Judge Arthur Gonzalez said in his ruling that a speedy sale - the centerpiece of a restructuring plan backed by President Barack Obama's automotive task force - was needed to keep the value of Chrysler from deteriorating and would provide a better return for the company's stakeholders than if it had chosen to liquidate.
"Any material delay would result in substantial costs in several areas, including the amounts required to restart the operations, loss of skilled workers, loss of suppliers and dealers who could be forced to go out of business in the interim, and the erosion of consumer confidence," Gonzalez wrote in his opinion.
"In addition, delay may vitiate several vital agreements negotiated amongst the debtors and various constituents."
As a result, the proposed sale must be approved in order to preserve the value of Chrysler's business and what is ultimately left for its stakeholders, Gonzalez said.
In a written statement, Mr. Obama lauded the court's decision, saying it gave Chrysler a "new lease on life" and would save "tens of thousands of American jobs."
Chrysler has maintained that selling the bulk of its assets to Fiat Group SpA is the only way it can avoid selling itself off piece by piece. If a deal does not close by June 15, the Italian automaker has the option of pulling out.
But a trio of Indiana state pension and constructions funds, which own $42.5 million of Chrysler's $6.9 billion in secured debt, aggressively objected to the sale, saying that it does not provide a big enough return for secured debt holders, while paying off unsecured stakeholders, such as the United Auto Workers union.
The Indiana funds bought their debt in July 2008 for 43 cents on the dollar. Their attorneys have said they would appeal the decision to U.S. District Court if Gonzalez approved the sale.
As part of Chrysler's government-backed restructuring plan, a UAW trust that will provide health care for hourly Chrysler retirees will receive a 55 percent stake in the new company, while Fiat will get a 20 percent stake that can ultimately grow to 35 percent. The remaining 10 percent of the company will be owned by the U.S. and Canadian governments.
In the days leading up to Chrysler's Chapter 11 filing, the automaker struck a deal with the majority of secured lenders to give them $2 billion in cash, or 29 cents on the dollar, to erase the $6.9 billion in debt. But some of the debtholders balked and the automaker was forced to file for bankruptcy protection on April 30.

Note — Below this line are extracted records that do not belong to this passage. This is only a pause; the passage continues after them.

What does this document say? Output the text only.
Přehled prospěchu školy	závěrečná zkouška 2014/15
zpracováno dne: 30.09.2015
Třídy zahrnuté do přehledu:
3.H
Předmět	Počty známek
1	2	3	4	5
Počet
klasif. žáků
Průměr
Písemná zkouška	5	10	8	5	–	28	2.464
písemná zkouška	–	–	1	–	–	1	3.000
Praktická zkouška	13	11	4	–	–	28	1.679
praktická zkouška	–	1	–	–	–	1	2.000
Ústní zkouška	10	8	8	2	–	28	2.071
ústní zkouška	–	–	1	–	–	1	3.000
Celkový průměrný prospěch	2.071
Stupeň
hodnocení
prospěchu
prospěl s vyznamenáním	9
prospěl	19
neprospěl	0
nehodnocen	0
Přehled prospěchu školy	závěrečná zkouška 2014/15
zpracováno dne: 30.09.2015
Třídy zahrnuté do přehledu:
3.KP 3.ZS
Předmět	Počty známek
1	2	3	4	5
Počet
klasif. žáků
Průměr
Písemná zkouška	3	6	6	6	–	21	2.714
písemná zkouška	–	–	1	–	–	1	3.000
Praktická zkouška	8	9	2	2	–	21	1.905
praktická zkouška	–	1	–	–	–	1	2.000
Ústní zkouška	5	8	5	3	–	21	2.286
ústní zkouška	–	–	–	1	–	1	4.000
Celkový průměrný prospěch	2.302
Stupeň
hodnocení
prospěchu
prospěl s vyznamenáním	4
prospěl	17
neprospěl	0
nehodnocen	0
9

Besides the Indiana funds, a group of over 300 Chrysler dealers slated to lose their franchises under the company's restructuring also objected to the sale. A separate hearing to address Chrysler motion to terminate 789 franchises is scheduled for Wednesday.
Objections were also filed by the automaker's suppliers, former employees and people with product-related claims against the company.
Meanwhile, General MotorsMonday and will hand over a 60 percent stake in the company to the U.S. government. The once-dominant auto giant will slash 21,000 more jobs, close up to 14 plants and 2,600 dealerships.